In an article from Wen Wei Po, the newspaper repeated Russian propaganda by claiming the goals of the war to be the "demilitarisation and denazification" of Ukraine. They also noted the participation of Ukrainian Azov Brigade members in the 2019 Hong Kong protests.

On May 27, 2022, Oriental Daily News published false news, claiming that Poland wanted to use the Russian invasion to "annex Ukrainian territory". This was met with fierce criticism form Polish authorities in the city, with the Polish consulate in Hong Kong calling on the city's residents to not fall into Russia's disinformation. The consulate also mentioned Poland's own history of being annexed, referring to the Partition of Poland, and will therefore never recognise territorial changes based on invasion and other illegal means.

== Other reactions ==
Sports commentator Vincent Ng posted on social media, claiming that upon hearing about a friend from Ukraine needing to leave to protect his homeland, he became filled with tears, and wished his friend peace and blessings.

Raymond Yeung, the founder of bookshop Hillway Culture, began selling photograph books of Ukraine after the invasion began. He also promised that all profits would be donated to humanitarian organisations to help ease the humanitarian crisis in Ukraine.

=== Posts about Russo-Ukrainian divorced couple ===
Following the Russian invasion in February 2022, local radio personality Candy Chea and blogger Bonnie Chu both forwarded a post that compared the Russo-Ukrainian relationship to a divorced couple. In it, the post claimed that the invasion was like "protecting the couple's two children" (referring to Donbas and Crimea. Due to the post's pro-Russian viewpoint, the two influencers received much criticism online.

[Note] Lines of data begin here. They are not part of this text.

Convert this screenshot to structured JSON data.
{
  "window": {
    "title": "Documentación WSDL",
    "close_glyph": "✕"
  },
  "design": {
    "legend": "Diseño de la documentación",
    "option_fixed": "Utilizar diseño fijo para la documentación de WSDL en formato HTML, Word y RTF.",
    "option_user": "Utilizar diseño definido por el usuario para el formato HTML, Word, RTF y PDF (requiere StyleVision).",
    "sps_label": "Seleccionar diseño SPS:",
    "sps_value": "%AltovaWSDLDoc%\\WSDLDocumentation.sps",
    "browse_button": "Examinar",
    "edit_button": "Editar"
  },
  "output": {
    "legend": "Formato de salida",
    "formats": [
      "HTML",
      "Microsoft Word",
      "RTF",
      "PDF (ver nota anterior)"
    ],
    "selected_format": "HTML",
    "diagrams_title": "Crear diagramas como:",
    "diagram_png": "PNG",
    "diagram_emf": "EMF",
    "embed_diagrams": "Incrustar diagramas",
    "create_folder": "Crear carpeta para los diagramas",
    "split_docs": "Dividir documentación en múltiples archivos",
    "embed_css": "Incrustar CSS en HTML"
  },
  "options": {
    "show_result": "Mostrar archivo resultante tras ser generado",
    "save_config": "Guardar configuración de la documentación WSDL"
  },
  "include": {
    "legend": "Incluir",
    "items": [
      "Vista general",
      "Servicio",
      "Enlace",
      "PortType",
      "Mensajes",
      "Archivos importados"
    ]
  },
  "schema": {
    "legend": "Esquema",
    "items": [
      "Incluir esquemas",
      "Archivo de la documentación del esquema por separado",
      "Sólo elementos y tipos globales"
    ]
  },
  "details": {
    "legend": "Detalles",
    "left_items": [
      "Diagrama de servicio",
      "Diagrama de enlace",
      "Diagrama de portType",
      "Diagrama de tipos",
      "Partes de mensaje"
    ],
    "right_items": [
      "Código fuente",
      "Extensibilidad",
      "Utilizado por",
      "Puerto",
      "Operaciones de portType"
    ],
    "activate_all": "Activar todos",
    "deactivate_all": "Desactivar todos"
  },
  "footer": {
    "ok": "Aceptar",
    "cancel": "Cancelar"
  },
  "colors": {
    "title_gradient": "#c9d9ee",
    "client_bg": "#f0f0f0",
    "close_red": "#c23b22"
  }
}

Chea later on deleted and apologised for her post, and wished for world peace. However, her original post continued to circulate online, and some criticised that Chea deleted some comments to the original post that were critical of herself. Chu on the other hand refused to delete or apologise, claiming the post was of a "satirical nature" for explanation purposes only. She also criticised some netizens who assumed a pro-Russian stance onto her because of the post.

On April 8, 2022, Taipei legislator Liang Wenjie reposted an image post from the "Free Hong Kong Centre", where a Ukrainian soldier thanked the people of Hong Kong and Taiwan for their support. However, Liang then questioned the reason for thanking the Hong Kong people in the repost, claiming that "thanking Hong Kong is very weird". This repost received criticism from Hong Kong netizens, with many reiterating that Hong Kong people are subject to speech censorship, and that many continued to donate to Ukraine despite this limitation. Liang then updated his post, acknowledging the difference in position between the government and the people of Hong Kong, and apologised to "pro-democracy friends in Hong Kong" for his earlier comments.